Bardzo dziękuję za arta, treściwy i otwierający oczy zarazem. :)
A zatem na dni treningowe daję kuraka po raz trzeci. :D Albo tuńczyka, bo z finansami krucho, a mięcho drogawe. :D
Dzień 71 - PLERY
MC - 12x 40kg, 10x 45kg, 8x 50kg
Podciąganie nachwytem szeroko - x10, x8, x6
Szrugsy - x15,x12 50kg
ABS II - Poziom III
Łydki - wznoszenia na palcach x40, x25(15kg) x40
Trening okej, dieta trzymana, widzę, że odwiedzacie mój dziennik, tak więc mam parę pytań:
1. Nie lepiej najpierw podciąganie nachwytem, a dopiero MC?
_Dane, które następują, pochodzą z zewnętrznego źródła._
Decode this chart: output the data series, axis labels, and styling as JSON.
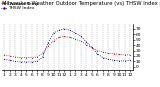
{
  "title": "Milwaukee Weather Outdoor Temperature (vs) THSW Index per Hour (Last 24 Hours)",
  "title_fontsize": 3.8,
  "x_labels": [
    "1",
    "2",
    "3",
    "4",
    "5",
    "6",
    "7",
    "8",
    "9",
    "10",
    "11",
    "12",
    "1",
    "2",
    "3",
    "4",
    "5",
    "6",
    "7",
    "8",
    "9",
    "10",
    "11",
    "12"
  ],
  "x_label_fontsize": 3.2,
  "y_ticks": [
    0,
    10,
    20,
    30,
    40,
    50,
    60,
    70
  ],
  "y_tick_labels": [
    "0",
    "10",
    "20",
    "30",
    "40",
    "50",
    "60",
    "70"
  ],
  "y_tick_fontsize": 3.2,
  "ylim": [
    -5,
    78
  ],
  "xlim": [
    -0.5,
    23.5
  ],
  "background_color": "#ffffff",
  "grid_color": "#999999",
  "temp_color": "#cc0000",
  "thsw_color": "#0000cc",
  "temp_values": [
    22,
    20,
    18,
    17,
    17,
    17,
    18,
    25,
    38,
    48,
    54,
    56,
    54,
    51,
    47,
    41,
    35,
    30,
    27,
    25,
    24,
    23,
    22,
    22
  ],
  "thsw_values": [
    14,
    12,
    10,
    9,
    9,
    9,
    10,
    18,
    44,
    62,
    67,
    70,
    67,
    62,
    56,
    46,
    36,
    24,
    17,
    14,
    12,
    11,
    11,
    12
  ],
  "legend_temp": "Outdoor Temp",
  "legend_thsw": "THSW Index",
  "legend_fontsize": 3.2,
  "dot_size": 1.2,
  "line_width": 0.6
}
2. Mam się przejmować siłą? (pełnych pompek zrobię 20-25, nie więcej...) Czy poczekać na masę? W końcu siła idzie z masą....
3. Gdzie się podział stary, dobry dziennik kalorii, jeszcze ten stary, z niebieskim tłem? Był zarąbisty, a mój przyjaciel prosi o poradę w sprawie diety redukcyjnej, nie ma ani kalkulatorów, ani tego dziennika, chyba, że nie widzę? (swoją drogą kolega ledwo co ćwiczył cokolwiek, a genetycznie jest bykiem porównywalnie z wymiarami co ja po dwóch latach harówy.... sprawiedliwość....)
4. Nie mam ostatnio apetytu, i chęci na rozwiązanie tego problemu. Jakieś porady?